Ever since March of 2020, I have been consumed by thoughts about breathing. I have questioned whether I should allow for deep breaths in the grocery line, feared not being able to catch my breath, pondered if it was safe to breathe, questioned whether to cough in public or hold it in, and I needed to find a means of expressing these emotional and physical responses in my paintings. Since my art explores how nature causes emotional responses, trees immediately came to mind as a way into navigating the things that were taking over my head and heart. In x-rays our lungs look like tree branches. Trees are the lungs of our world. And during this time, I have found solace with one tree in my backyard, a touchstone of rootedness in my daily hectic routine.
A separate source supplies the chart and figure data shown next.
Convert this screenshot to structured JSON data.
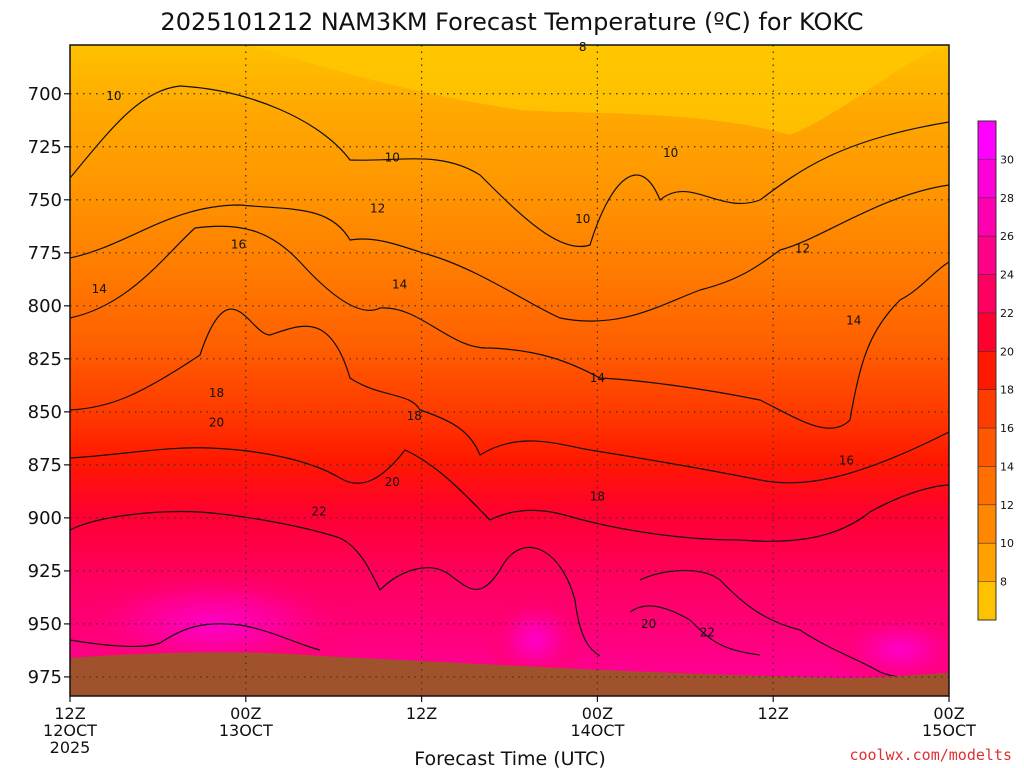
{
  "chart_data": {
    "type": "heatmap",
    "title": "2025101212 NAM3KM Forecast Temperature (ºC) for KOKC",
    "xlabel": "Forecast Time (UTC)",
    "ylabel": "",
    "credit": "coolwx.com/modelts",
    "y_axis": {
      "ticks": [
        700,
        725,
        750,
        775,
        800,
        825,
        850,
        875,
        900,
        925,
        950,
        975
      ],
      "range": [
        677,
        984
      ],
      "inverted": true
    },
    "x_axis": {
      "range_hours": [
        0,
        60
      ],
      "ticks": [
        {
          "hour": 0,
          "line1": "12Z",
          "line2": "12OCT",
          "line3": "2025"
        },
        {
          "hour": 12,
          "line1": "00Z",
          "line2": "13OCT",
          "line3": ""
        },
        {
          "hour": 24,
          "line1": "12Z",
          "line2": "",
          "line3": ""
        },
        {
          "hour": 36,
          "line1": "00Z",
          "line2": "14OCT",
          "line3": ""
        },
        {
          "hour": 48,
          "line1": "12Z",
          "line2": "",
          "line3": ""
        },
        {
          "hour": 60,
          "line1": "00Z",
          "line2": "15OCT",
          "line3": ""
        }
      ]
    },
    "colorbar": {
      "labels": [
        8,
        10,
        12,
        14,
        16,
        18,
        20,
        22,
        24,
        26,
        28,
        30
      ],
      "colors": [
        "#ffc200",
        "#ffa200",
        "#ff8800",
        "#ff7000",
        "#ff5800",
        "#ff3c00",
        "#ff1800",
        "#ff0030",
        "#ff0060",
        "#ff0088",
        "#ff00b0",
        "#ff00d8",
        "#ff00ff"
      ]
    },
    "contour_levels": [
      8,
      10,
      12,
      14,
      16,
      18,
      20,
      22
    ],
    "contour_labels": [
      {
        "hour": 3.0,
        "p": 701,
        "text": "10"
      },
      {
        "hour": 22.0,
        "p": 730,
        "text": "10"
      },
      {
        "hour": 35.0,
        "p": 678,
        "text": "8"
      },
      {
        "hour": 41.0,
        "p": 728,
        "text": "10"
      },
      {
        "hour": 35.0,
        "p": 759,
        "text": "10"
      },
      {
        "hour": 21.0,
        "p": 754,
        "text": "12"
      },
      {
        "hour": 50.0,
        "p": 773,
        "text": "12"
      },
      {
        "hour": 11.5,
        "p": 771,
        "text": "16"
      },
      {
        "hour": 2.0,
        "p": 792,
        "text": "14"
      },
      {
        "hour": 22.5,
        "p": 790,
        "text": "14"
      },
      {
        "hour": 53.5,
        "p": 807,
        "text": "14"
      },
      {
        "hour": 36.0,
        "p": 834,
        "text": "14"
      },
      {
        "hour": 10.0,
        "p": 841,
        "text": "18"
      },
      {
        "hour": 23.5,
        "p": 852,
        "text": "18"
      },
      {
        "hour": 10.0,
        "p": 855,
        "text": "20"
      },
      {
        "hour": 22.0,
        "p": 883,
        "text": "20"
      },
      {
        "hour": 36.0,
        "p": 890,
        "text": "18"
      },
      {
        "hour": 53.0,
        "p": 873,
        "text": "16"
      },
      {
        "hour": 17.0,
        "p": 897,
        "text": "22"
      },
      {
        "hour": 39.5,
        "p": 950,
        "text": "20"
      },
      {
        "hour": 43.5,
        "p": 954,
        "text": "22"
      }
    ],
    "terrain_surface_pressure": [
      {
        "hour": 0,
        "p": 966
      },
      {
        "hour": 6,
        "p": 963
      },
      {
        "hour": 12,
        "p": 963
      },
      {
        "hour": 18,
        "p": 965
      },
      {
        "hour": 24,
        "p": 966
      },
      {
        "hour": 30,
        "p": 968
      },
      {
        "hour": 36,
        "p": 970
      },
      {
        "hour": 42,
        "p": 972
      },
      {
        "hour": 48,
        "p": 973
      },
      {
        "hour": 54,
        "p": 974
      },
      {
        "hour": 60,
        "p": 972
      }
    ]
  }
}
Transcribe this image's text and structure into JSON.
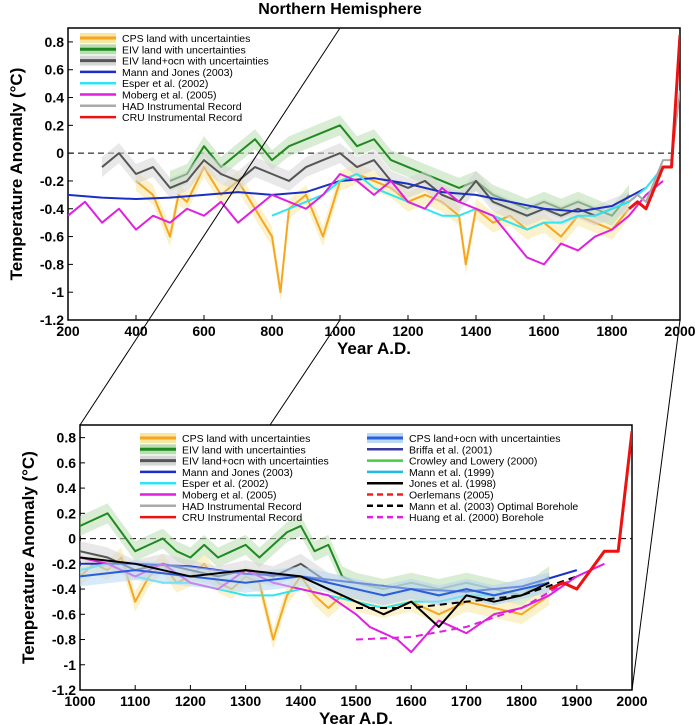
{
  "chart_data": [
    {
      "type": "line",
      "title": "Northern Hemisphere",
      "xlabel": "Year A.D.",
      "ylabel": "Temperature Anomaly (°C)",
      "xlim": [
        200,
        2000
      ],
      "ylim": [
        -1.2,
        0.9
      ],
      "xticks": [
        "200",
        "400",
        "600",
        "800",
        "1000",
        "1200",
        "1400",
        "1600",
        "1800",
        "2000"
      ],
      "yticks": [
        "0.8",
        "0.6",
        "0.4",
        "0.2",
        "0",
        "-0.2",
        "-0.4",
        "-0.6",
        "-0.8",
        "-1",
        "-1.2"
      ],
      "reference_line": 0,
      "legend": [
        {
          "label": "CPS land with uncertainties",
          "color": "#f5a623",
          "band": "#f7e7a3"
        },
        {
          "label": "EIV land with uncertainties",
          "color": "#1f8a1f",
          "band": "#b9dcb0"
        },
        {
          "label": "EIV land+ocn with uncertainties",
          "color": "#555555",
          "band": "#d6d6d6"
        },
        {
          "label": "Mann and Jones (2003)",
          "color": "#1c2fc4"
        },
        {
          "label": "Esper et al. (2002)",
          "color": "#2fe6f0"
        },
        {
          "label": "Moberg et al. (2005)",
          "color": "#e020e0"
        },
        {
          "label": "HAD Instrumental Record",
          "color": "#aaaaaa"
        },
        {
          "label": "CRU Instrumental Record",
          "color": "#ee1111"
        }
      ],
      "series": [
        {
          "name": "CPS land with uncertainties",
          "x": [
            400,
            450,
            500,
            525,
            550,
            600,
            650,
            700,
            750,
            800,
            825,
            850,
            900,
            950,
            1000,
            1050,
            1100,
            1150,
            1200,
            1250,
            1300,
            1350,
            1370,
            1400,
            1450,
            1500,
            1550,
            1600,
            1650,
            1700,
            1750,
            1800,
            1850
          ],
          "y": [
            -0.2,
            -0.3,
            -0.6,
            -0.3,
            -0.35,
            -0.1,
            -0.3,
            -0.2,
            -0.4,
            -0.6,
            -1.0,
            -0.4,
            -0.3,
            -0.6,
            -0.2,
            -0.15,
            -0.2,
            -0.25,
            -0.35,
            -0.3,
            -0.35,
            -0.45,
            -0.8,
            -0.4,
            -0.5,
            -0.45,
            -0.55,
            -0.5,
            -0.6,
            -0.45,
            -0.5,
            -0.55,
            -0.4
          ]
        },
        {
          "name": "EIV land with uncertainties",
          "x": [
            500,
            550,
            600,
            650,
            700,
            750,
            800,
            850,
            900,
            950,
            1000,
            1050,
            1100,
            1150,
            1200,
            1250,
            1300,
            1350,
            1400,
            1450,
            1500,
            1550,
            1600,
            1650,
            1700,
            1750,
            1800,
            1850
          ],
          "y": [
            -0.2,
            -0.15,
            0.05,
            -0.1,
            0.0,
            0.1,
            -0.05,
            0.05,
            0.1,
            0.15,
            0.2,
            0.05,
            0.1,
            -0.05,
            -0.1,
            -0.15,
            -0.2,
            -0.25,
            -0.2,
            -0.3,
            -0.35,
            -0.4,
            -0.35,
            -0.4,
            -0.35,
            -0.4,
            -0.45,
            -0.3
          ]
        },
        {
          "name": "EIV land+ocn with uncertainties",
          "x": [
            300,
            350,
            400,
            450,
            500,
            550,
            600,
            650,
            700,
            750,
            800,
            850,
            900,
            950,
            1000,
            1050,
            1100,
            1150,
            1200,
            1250,
            1300,
            1350,
            1400,
            1450,
            1500,
            1550,
            1600,
            1650,
            1700,
            1750,
            1800,
            1850
          ],
          "y": [
            -0.1,
            0.0,
            -0.15,
            -0.1,
            -0.25,
            -0.2,
            -0.05,
            -0.15,
            -0.2,
            -0.1,
            -0.15,
            -0.2,
            -0.1,
            -0.05,
            0.0,
            -0.1,
            -0.05,
            -0.2,
            -0.25,
            -0.2,
            -0.3,
            -0.35,
            -0.2,
            -0.35,
            -0.4,
            -0.45,
            -0.4,
            -0.45,
            -0.4,
            -0.45,
            -0.4,
            -0.35
          ]
        },
        {
          "name": "Mann and Jones (2003)",
          "x": [
            200,
            300,
            400,
            500,
            600,
            700,
            800,
            900,
            1000,
            1100,
            1200,
            1300,
            1400,
            1500,
            1600,
            1700,
            1800,
            1900
          ],
          "y": [
            -0.3,
            -0.32,
            -0.33,
            -0.32,
            -0.3,
            -0.28,
            -0.3,
            -0.28,
            -0.2,
            -0.18,
            -0.22,
            -0.28,
            -0.3,
            -0.35,
            -0.4,
            -0.42,
            -0.38,
            -0.25
          ]
        },
        {
          "name": "Esper et al. (2002)",
          "x": [
            800,
            850,
            900,
            950,
            1000,
            1050,
            1100,
            1150,
            1200,
            1250,
            1300,
            1350,
            1400,
            1450,
            1500,
            1550,
            1600,
            1650,
            1700,
            1750,
            1800,
            1850,
            1900,
            1950
          ],
          "y": [
            -0.45,
            -0.4,
            -0.35,
            -0.3,
            -0.2,
            -0.15,
            -0.25,
            -0.3,
            -0.35,
            -0.4,
            -0.45,
            -0.45,
            -0.4,
            -0.45,
            -0.5,
            -0.55,
            -0.5,
            -0.5,
            -0.45,
            -0.45,
            -0.4,
            -0.35,
            -0.25,
            -0.1
          ]
        },
        {
          "name": "Moberg et al. (2005)",
          "x": [
            200,
            250,
            300,
            350,
            400,
            450,
            500,
            550,
            600,
            650,
            700,
            750,
            800,
            850,
            900,
            950,
            1000,
            1050,
            1100,
            1150,
            1200,
            1250,
            1300,
            1350,
            1400,
            1450,
            1500,
            1550,
            1600,
            1650,
            1700,
            1750,
            1800,
            1850,
            1900,
            1950
          ],
          "y": [
            -0.45,
            -0.35,
            -0.5,
            -0.4,
            -0.55,
            -0.45,
            -0.5,
            -0.4,
            -0.45,
            -0.35,
            -0.5,
            -0.4,
            -0.3,
            -0.35,
            -0.4,
            -0.3,
            -0.15,
            -0.2,
            -0.3,
            -0.2,
            -0.35,
            -0.4,
            -0.25,
            -0.35,
            -0.4,
            -0.45,
            -0.6,
            -0.75,
            -0.8,
            -0.65,
            -0.7,
            -0.6,
            -0.55,
            -0.45,
            -0.3,
            -0.2
          ]
        },
        {
          "name": "HAD Instrumental Record",
          "x": [
            1850,
            1875,
            1900,
            1925,
            1950,
            1975,
            2000
          ],
          "y": [
            -0.35,
            -0.3,
            -0.35,
            -0.2,
            -0.05,
            -0.05,
            0.45
          ]
        },
        {
          "name": "CRU Instrumental Record",
          "x": [
            1850,
            1875,
            1900,
            1925,
            1950,
            1975,
            2000
          ],
          "y": [
            -0.4,
            -0.35,
            -0.4,
            -0.25,
            -0.1,
            -0.1,
            0.85
          ]
        }
      ]
    },
    {
      "type": "line",
      "title": "",
      "xlabel": "Year A.D.",
      "ylabel": "Temperature Anomaly (°C)",
      "xlim": [
        1000,
        2000
      ],
      "ylim": [
        -1.2,
        0.9
      ],
      "xticks": [
        "1000",
        "1100",
        "1200",
        "1300",
        "1400",
        "1500",
        "1600",
        "1700",
        "1800",
        "1900",
        "2000"
      ],
      "yticks": [
        "0.8",
        "0.6",
        "0.4",
        "0.2",
        "0",
        "-0.2",
        "-0.4",
        "-0.6",
        "-0.8",
        "-1",
        "-1.2"
      ],
      "reference_line": 0,
      "legend": [
        {
          "label": "CPS land with uncertainties",
          "color": "#f5a623",
          "band": "#f7e7a3"
        },
        {
          "label": "EIV land with uncertainties",
          "color": "#1f8a1f",
          "band": "#b9dcb0"
        },
        {
          "label": "EIV land+ocn with uncertainties",
          "color": "#555555",
          "band": "#d6d6d6"
        },
        {
          "label": "Mann and Jones (2003)",
          "color": "#1c2fc4"
        },
        {
          "label": "Esper et al. (2002)",
          "color": "#2fe6f0"
        },
        {
          "label": "Moberg et al. (2005)",
          "color": "#e020e0"
        },
        {
          "label": "HAD Instrumental Record",
          "color": "#aaaaaa"
        },
        {
          "label": "CRU Instrumental Record",
          "color": "#ee1111"
        },
        {
          "label": "CPS land+ocn with uncertainties",
          "color": "#2b5fd9",
          "band": "#b8d8f5"
        },
        {
          "label": "Briffa et al. (2001)",
          "color": "#3a3aa0"
        },
        {
          "label": "Crowley and Lowery (2000)",
          "color": "#44cc44"
        },
        {
          "label": "Mann et al. (1999)",
          "color": "#22bbdd"
        },
        {
          "label": "Jones et al. (1998)",
          "color": "#000000"
        },
        {
          "label": "Oerlemans (2005)",
          "color": "#ee2222",
          "dash": true
        },
        {
          "label": "Mann et al. (2003) Optimal Borehole",
          "color": "#000000",
          "dash": true
        },
        {
          "label": "Huang et al. (2000) Borehole",
          "color": "#e020e0",
          "dash": true
        }
      ],
      "series": [
        {
          "name": "EIV land with uncertainties",
          "x": [
            1000,
            1025,
            1050,
            1075,
            1100,
            1125,
            1150,
            1175,
            1200,
            1225,
            1250,
            1275,
            1300,
            1325,
            1350,
            1375,
            1400,
            1425,
            1450,
            1475,
            1500,
            1550,
            1600,
            1650,
            1700,
            1750,
            1800,
            1850
          ],
          "y": [
            0.1,
            0.15,
            0.2,
            0.05,
            -0.1,
            -0.05,
            0.0,
            -0.1,
            -0.15,
            -0.05,
            -0.15,
            -0.1,
            -0.05,
            -0.15,
            -0.05,
            0.05,
            0.1,
            -0.1,
            -0.05,
            -0.3,
            -0.35,
            -0.4,
            -0.35,
            -0.4,
            -0.35,
            -0.4,
            -0.45,
            -0.3
          ]
        },
        {
          "name": "CPS land with uncertainties",
          "x": [
            1000,
            1025,
            1050,
            1075,
            1100,
            1125,
            1150,
            1175,
            1200,
            1225,
            1250,
            1275,
            1300,
            1325,
            1350,
            1375,
            1400,
            1425,
            1450,
            1475,
            1500,
            1550,
            1600,
            1650,
            1700,
            1750,
            1800,
            1850
          ],
          "y": [
            -0.3,
            -0.2,
            -0.25,
            -0.15,
            -0.5,
            -0.3,
            -0.2,
            -0.35,
            -0.3,
            -0.2,
            -0.35,
            -0.4,
            -0.3,
            -0.35,
            -0.8,
            -0.45,
            -0.3,
            -0.45,
            -0.55,
            -0.45,
            -0.5,
            -0.55,
            -0.5,
            -0.6,
            -0.5,
            -0.55,
            -0.6,
            -0.45
          ]
        },
        {
          "name": "EIV land+ocn with uncertainties",
          "x": [
            1000,
            1050,
            1100,
            1150,
            1200,
            1250,
            1300,
            1350,
            1400,
            1450,
            1500,
            1550,
            1600,
            1650,
            1700,
            1750,
            1800,
            1850
          ],
          "y": [
            -0.1,
            -0.15,
            -0.25,
            -0.2,
            -0.25,
            -0.3,
            -0.25,
            -0.3,
            -0.2,
            -0.35,
            -0.4,
            -0.45,
            -0.4,
            -0.45,
            -0.4,
            -0.45,
            -0.4,
            -0.35
          ]
        },
        {
          "name": "Mann and Jones (2003)",
          "x": [
            1000,
            1100,
            1200,
            1300,
            1400,
            1500,
            1600,
            1700,
            1800,
            1900
          ],
          "y": [
            -0.2,
            -0.2,
            -0.22,
            -0.28,
            -0.3,
            -0.35,
            -0.4,
            -0.42,
            -0.38,
            -0.25
          ]
        },
        {
          "name": "Esper et al. (2002)",
          "x": [
            1000,
            1050,
            1100,
            1150,
            1200,
            1250,
            1300,
            1350,
            1400,
            1450,
            1500,
            1550,
            1600,
            1650,
            1700,
            1750,
            1800,
            1850
          ],
          "y": [
            -0.25,
            -0.2,
            -0.3,
            -0.35,
            -0.35,
            -0.4,
            -0.45,
            -0.45,
            -0.4,
            -0.45,
            -0.5,
            -0.55,
            -0.5,
            -0.5,
            -0.45,
            -0.45,
            -0.4,
            -0.35
          ]
        },
        {
          "name": "Moberg et al. (2005)",
          "x": [
            1000,
            1050,
            1100,
            1150,
            1200,
            1250,
            1300,
            1350,
            1400,
            1450,
            1500,
            1525,
            1550,
            1575,
            1600,
            1650,
            1700,
            1750,
            1800,
            1850,
            1900,
            1950
          ],
          "y": [
            -0.15,
            -0.2,
            -0.3,
            -0.2,
            -0.35,
            -0.4,
            -0.25,
            -0.35,
            -0.4,
            -0.45,
            -0.6,
            -0.7,
            -0.75,
            -0.8,
            -0.9,
            -0.65,
            -0.75,
            -0.6,
            -0.55,
            -0.45,
            -0.3,
            -0.2
          ]
        },
        {
          "name": "CPS land+ocn with uncertainties",
          "x": [
            1000,
            1100,
            1200,
            1300,
            1400,
            1500,
            1550,
            1600,
            1650,
            1700,
            1750,
            1800,
            1850
          ],
          "y": [
            -0.3,
            -0.25,
            -0.3,
            -0.35,
            -0.3,
            -0.4,
            -0.45,
            -0.4,
            -0.45,
            -0.4,
            -0.45,
            -0.4,
            -0.35
          ]
        },
        {
          "name": "Jones et al. (1998)",
          "x": [
            1000,
            1100,
            1200,
            1300,
            1400,
            1500,
            1550,
            1600,
            1650,
            1700,
            1750,
            1800,
            1850
          ],
          "y": [
            -0.15,
            -0.2,
            -0.3,
            -0.25,
            -0.3,
            -0.5,
            -0.6,
            -0.5,
            -0.7,
            -0.45,
            -0.5,
            -0.45,
            -0.35
          ]
        },
        {
          "name": "Mann et al. (2003) Optimal Borehole",
          "x": [
            1500,
            1600,
            1700,
            1800,
            1900
          ],
          "y": [
            -0.55,
            -0.55,
            -0.5,
            -0.45,
            -0.3
          ]
        },
        {
          "name": "Huang et al. (2000) Borehole",
          "x": [
            1500,
            1600,
            1700,
            1800,
            1900
          ],
          "y": [
            -0.8,
            -0.78,
            -0.7,
            -0.55,
            -0.3
          ]
        },
        {
          "name": "CRU Instrumental Record",
          "x": [
            1850,
            1875,
            1900,
            1925,
            1950,
            1975,
            2000
          ],
          "y": [
            -0.4,
            -0.35,
            -0.4,
            -0.25,
            -0.1,
            -0.1,
            0.85
          ]
        }
      ]
    }
  ]
}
So I began the long layering painting process and the series finally emerged around September. It was in these first days of September, I came to see the vision I had explored in my head. I continued crafting this vision through the rest of the year.

You see I am what one might call an emerging artist….but I use this term differently than it usually is applied within the art world. Normally the term emerging refers to how many years in art practice an artist has engaged with their art. I use emerging in the idea of process. For me, I have ideas in my head, often furiously jotting down thoughts, words, etc. on paper and then I take to the canvas and start to explore. I usually explore for awhile until something starts to emerge from the canvas that I am drawn to. This can be weeks or months. Once this happens, I immerse myself in getting more focused, careful, and precise in where the painting is headed. Often times my original thoughts and scribblings become just a fragment of thought associated to the canvas. Almost as if the canvas and I are in a group project throwing ideas out to each other until I am ready to say “Ok. Let’s go with this. This is something.”

With this series, twenty three paintings emerged in total. Some took on a darker, moodier tone of distorted tree landscapes. Others were infused with the physical manifestation of taking breaths influenced by details of tree bark. The paintings helped me to navigate breathing during a pandemic. A time where the the act of breathing, one that never really crossed my mind in daily life, became an all encompassing awareness of it.